En 2019, face aux dégâts considérables de l’évasion fiscale et au laisser-faire des gouvernements, Attac avait montré dans un rapport publié à l’occasion du G7 Finance qu’une taxation unitaire était nécessaire pour neutraliser l’évasion fiscale à laquelle les multinationales se livrent via le jeu des prix de transfert.
L’association n’a eu de cesse de réclamer un tel système. Elle avait mené une campagne d’actions « Prélevons les multinationales à la source » pour le promouvoir. Elle a également lancé une pétition pour défendre ce projet fin 2024. La moitié du commerce mondial est le fruit de transactions intra-groupes, les prix de transfert, et les profits des multinationales délocalisés dans les paradis fiscaux sont estimés à 36 % par le Cepii (Centre d’études prospectives et d’informations internationales) et 40 % par l’Observatoire européen de la fiscalité (EU Tax Observatory).

Relocaliser les bénéfices là où ils ont été véritablement générés est l’objectif principal de cette mesure. Cela permettrait de dégager des recettes fiscales importantes, de 18 à 26 milliards d’euros. Cette mesure est nettement plus efficace que le taux minimal d’imposition des multinationales de 15 %, qui résulte d’un accord au sein de l’OCDE et qui a été récemment mis en place au sein de l’Union européenne, et donc en France.

Le ministre de l’économie, Roland Lescure, ne peut valablement invoquer les travaux en cours entre les pays de l’OCDE sur la taxation minimale de 15 % sur les multinationales. Rappelons que cette disposition a été validée par le Conseil de l’Union européenne et qu’elle est entrée en application le 1er janvier 2024.

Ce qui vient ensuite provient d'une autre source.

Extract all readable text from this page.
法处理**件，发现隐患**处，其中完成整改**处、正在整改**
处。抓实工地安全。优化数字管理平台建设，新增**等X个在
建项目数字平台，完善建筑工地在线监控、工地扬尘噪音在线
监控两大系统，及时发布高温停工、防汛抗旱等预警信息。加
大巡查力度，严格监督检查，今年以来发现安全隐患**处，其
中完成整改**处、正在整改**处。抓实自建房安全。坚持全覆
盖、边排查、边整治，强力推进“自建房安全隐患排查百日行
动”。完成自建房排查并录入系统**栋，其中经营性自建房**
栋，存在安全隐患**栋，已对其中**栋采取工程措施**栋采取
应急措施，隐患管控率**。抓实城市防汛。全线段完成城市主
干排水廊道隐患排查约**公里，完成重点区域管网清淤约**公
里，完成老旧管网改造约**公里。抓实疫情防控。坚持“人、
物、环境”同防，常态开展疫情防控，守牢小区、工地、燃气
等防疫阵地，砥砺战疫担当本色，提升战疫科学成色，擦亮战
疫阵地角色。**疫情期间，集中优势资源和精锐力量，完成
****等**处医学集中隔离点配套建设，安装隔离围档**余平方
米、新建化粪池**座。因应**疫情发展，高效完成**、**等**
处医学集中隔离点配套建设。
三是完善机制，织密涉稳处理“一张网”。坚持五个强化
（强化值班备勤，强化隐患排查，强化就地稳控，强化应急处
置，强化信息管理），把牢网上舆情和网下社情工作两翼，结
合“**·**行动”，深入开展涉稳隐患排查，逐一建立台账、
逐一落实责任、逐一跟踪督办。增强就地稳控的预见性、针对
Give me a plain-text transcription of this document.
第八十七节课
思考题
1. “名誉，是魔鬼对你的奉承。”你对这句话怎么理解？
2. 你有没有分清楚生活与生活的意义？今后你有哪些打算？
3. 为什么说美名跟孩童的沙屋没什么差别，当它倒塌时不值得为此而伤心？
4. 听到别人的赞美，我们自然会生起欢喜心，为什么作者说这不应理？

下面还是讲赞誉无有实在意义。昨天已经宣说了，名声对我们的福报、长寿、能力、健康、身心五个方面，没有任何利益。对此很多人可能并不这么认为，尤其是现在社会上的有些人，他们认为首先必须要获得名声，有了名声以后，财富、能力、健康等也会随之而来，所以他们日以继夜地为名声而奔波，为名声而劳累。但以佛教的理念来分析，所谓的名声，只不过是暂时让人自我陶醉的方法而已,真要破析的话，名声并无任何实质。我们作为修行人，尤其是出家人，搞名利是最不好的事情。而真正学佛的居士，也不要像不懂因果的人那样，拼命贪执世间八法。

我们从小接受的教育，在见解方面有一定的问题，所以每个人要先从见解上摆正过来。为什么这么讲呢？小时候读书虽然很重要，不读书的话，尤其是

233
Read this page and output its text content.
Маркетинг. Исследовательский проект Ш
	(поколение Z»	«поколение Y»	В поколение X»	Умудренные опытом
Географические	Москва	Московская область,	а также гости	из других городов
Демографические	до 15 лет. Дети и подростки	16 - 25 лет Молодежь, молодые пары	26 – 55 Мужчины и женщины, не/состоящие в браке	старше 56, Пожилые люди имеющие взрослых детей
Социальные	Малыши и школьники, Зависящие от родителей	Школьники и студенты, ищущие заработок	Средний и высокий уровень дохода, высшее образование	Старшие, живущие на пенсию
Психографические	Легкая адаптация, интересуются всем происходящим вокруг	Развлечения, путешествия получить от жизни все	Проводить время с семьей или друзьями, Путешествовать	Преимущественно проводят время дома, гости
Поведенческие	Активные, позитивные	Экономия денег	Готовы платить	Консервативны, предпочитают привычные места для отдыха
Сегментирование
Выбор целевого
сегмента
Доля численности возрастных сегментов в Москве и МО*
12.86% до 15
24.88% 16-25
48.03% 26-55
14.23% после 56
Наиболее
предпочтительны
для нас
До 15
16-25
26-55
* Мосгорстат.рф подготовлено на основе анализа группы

Initialement, selon une note du Conseil d’analyse économique « les recettes fiscales de la France augmenteraient de près de 6 milliards d’euros avec un taux de taxation minimal effectif à 15 % ». Le résultat est très loin de ces estimations. Selon le projet de loi de finances pour 2026, les dernières précisions concernant les règles de définition de l’assiette de l’impôt conduisent à une prévision de recettes de l’impôt minimum mondial à 15 % s’établissant à 500 millions d’euros pour 2026. Avec un tel dispositif, les écarts d’imposition entre grandes entreprises et petites et moyennes entreprises, que l’association Attac a récemment dénoncés, ne peuvent que perdurer. Mais ils cesseraient immédiatement avec la taxation unitaire.

Il est temps de saisir cette occasion pour passer à la vitesse supérieure afin de financer les immenses besoins sociaux, environnementaux et économiques et pour rétablir davantage de justice fiscale, synonyme de renforcement du consentement à l’impôt. Cela passe par une véritable taxation unitaire et, plus largement, par un système fiscal réformé qui renforce les impôts directs et la progressivité de l’impôt. C’est à ces conditions qu’il sera possible de financer l’action publique et de réduire les inégalités. Deux priorités absolues.

Certes, le chemin parlementaire est encore long avant de voir adoptée définitivement la taxation unitaire. Mais le vote de l’Assemblée nationale ce 28 octobre est une importante victoire, qui confirme que la lutte contre l’évasion fiscale est avant tout une question de volonté politique.